Our results indicate a lack of coincidence between the information that can be extracted from a curation system and the information that is meaningful to users. Based on these findings, we introduce the Explanatory Gap in Machine Learning-based Curation Systems to describe the gap between what is available to explain curation systems and what users need to understand such systems. This has important implications for a large body of research on how to explain ML systems [27, 38, 46]. The Explanatory Gap in Machine Learning-based Curation Systems connects to research on the semantic gap in multimedia [43] and the social-technical gap, which Ackerman defined as “the great divide between what we know we must support socially and what we can support technically” [1]. While the socio-technical gap concerns the lack of technical mechanisms to support the social world, we identified a similar gap regarding the lack of technical mechanisms to support individuals that face complex algorithmic systems. Like the social-technical gap, the Explanatory Gap in Machine Learning-based Curation Systems is unlikely to go away. It is a conceptual framing that can encourage researchers to better understand what is available to explain curation systems and what is needed by users. We hope to encourage further research on how to approach and manage this gap. The finding extends on prior research, e.g., by Rader et al. (2018) [36], who showed that their explanations did not help users evaluate the correctness of a system’s output. However, Rader et al. found that the explanations can make users more aware of how an ML-based system works and that these explanations helped users detect biases. These findings are corroborated by our findings. The findings imply that explanations need to be very simple and easy to understand. Considering the complexity of ML systems, how to achieve this remains an important open question.
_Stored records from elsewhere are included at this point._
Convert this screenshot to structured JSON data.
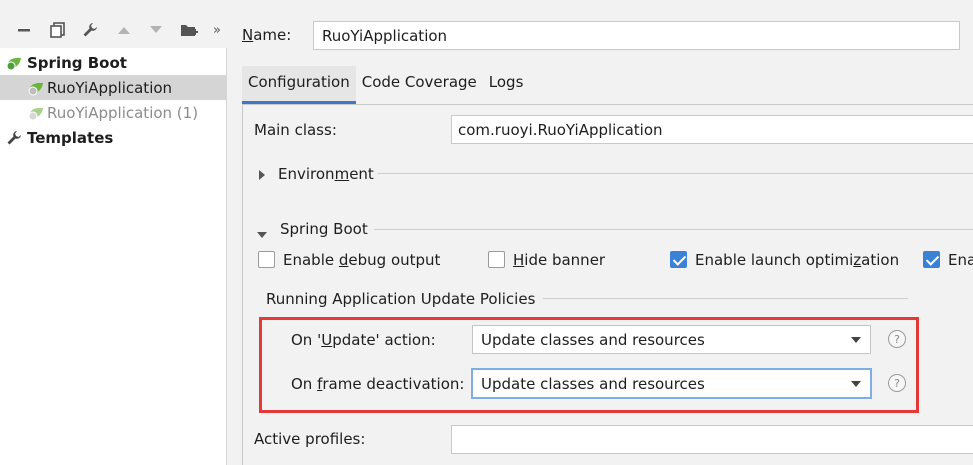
{
  "toolbar": {
    "buttons": [
      "minus-icon",
      "copy-icon",
      "wrench-icon",
      "arrow-up-icon",
      "arrow-down-icon",
      "add-folder-icon",
      "more-icon"
    ],
    "more_label": "»"
  },
  "tree": {
    "items": [
      {
        "label": "Spring Boot",
        "icon": "spring-boot-icon"
      },
      {
        "label": "RuoYiApplication",
        "icon": "spring-app-icon"
      },
      {
        "label": "RuoYiApplication (1)",
        "icon": "spring-app-icon"
      },
      {
        "label": "Templates",
        "icon": "wrench-icon"
      }
    ]
  },
  "name": {
    "label": "Name:",
    "value": "RuoYiApplication"
  },
  "tabs": [
    "Configuration",
    "Code Coverage",
    "Logs"
  ],
  "main_class": {
    "label": "Main class:",
    "value": "com.ruoyi.RuoYiApplication"
  },
  "environment": {
    "label": "Environment"
  },
  "spring_boot": {
    "label": "Spring Boot",
    "checkboxes": [
      {
        "label": "Enable debug output",
        "checked": false
      },
      {
        "label": "Hide banner",
        "checked": false
      },
      {
        "label": "Enable launch optimization",
        "checked": true
      },
      {
        "label": "Ena",
        "checked": true
      }
    ]
  },
  "policies": {
    "title": "Running Application Update Policies",
    "update_action": {
      "label": "On 'Update' action:",
      "value": "Update classes and resources"
    },
    "frame_deactivation": {
      "label": "On frame deactivation:",
      "value": "Update classes and resources"
    },
    "help": "?"
  },
  "active_profiles": {
    "label": "Active profiles:",
    "value": ""
  },
  "colors": {
    "accent": "#3b78c5",
    "highlight": "#e53935",
    "checkbox": "#3b82d6"
  }
}
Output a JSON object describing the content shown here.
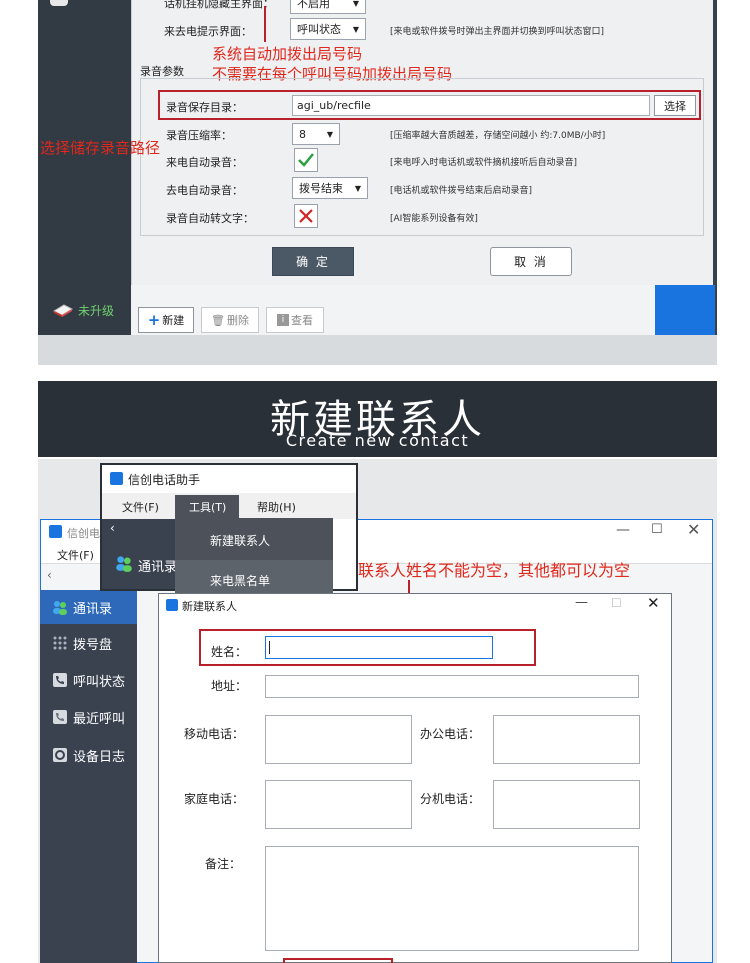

This paper is limited by two factors in particular. The professional experience of expert users like journalists could have shaped their perception of how news curation should work and what explanations they consider as helpful. While this potentially limits the generalizability of our findings, if expert users who are familiar with the task of news curation do not benefit from explanations, it is unlikely that users without this background will be able to benefit from the explanations. Our findings are also limited by the high level of education of our participants. The large majority of participants had a university degree (84%). However, if even this highly educated subset of the population did not understand these explanations, less educated participants are unlikely to understand them better. Furthermore, we compared our participants’ understanding of Facebook’s News Feed to a nationally representative sample of U.S. citizens [44] and found that our findings are generalizable beyond the expert users.

6 Conclusion

In this paper, we introduce the Explanatory Gap in Machine Learning-based Curation Systems which describes the gap between what is available to explain ML-based curation systems and what users need to understand such systems. To improve users’ understanding of curation systems and to inform algorithmic transparency research, we need further research that explores how such systems should be exposed to users and how the predictions of the systems can be explained. We hope to motivate further experimental studies that explore explanations with real-world tasks like news curation. Future work could investigate how the helpfulness of such explanations is perceived when they are used over a long period, e.g., days, months, or years. The findings indicate that explanations like the most important keywords and interactivity could be an overextension for users. Further research on how well users can understand machine learning systems and, by extension, statistics, would be beneficial. We propose conducting within-subject studies to advance ML explanations and algorithmic transparency. In addition to that, qualitative investigations are needed to explore why the explanations are not perceived as helpful by users. Explorative design studies will be crucial to examine what kind of explanations can help users understand ML-based curation systems.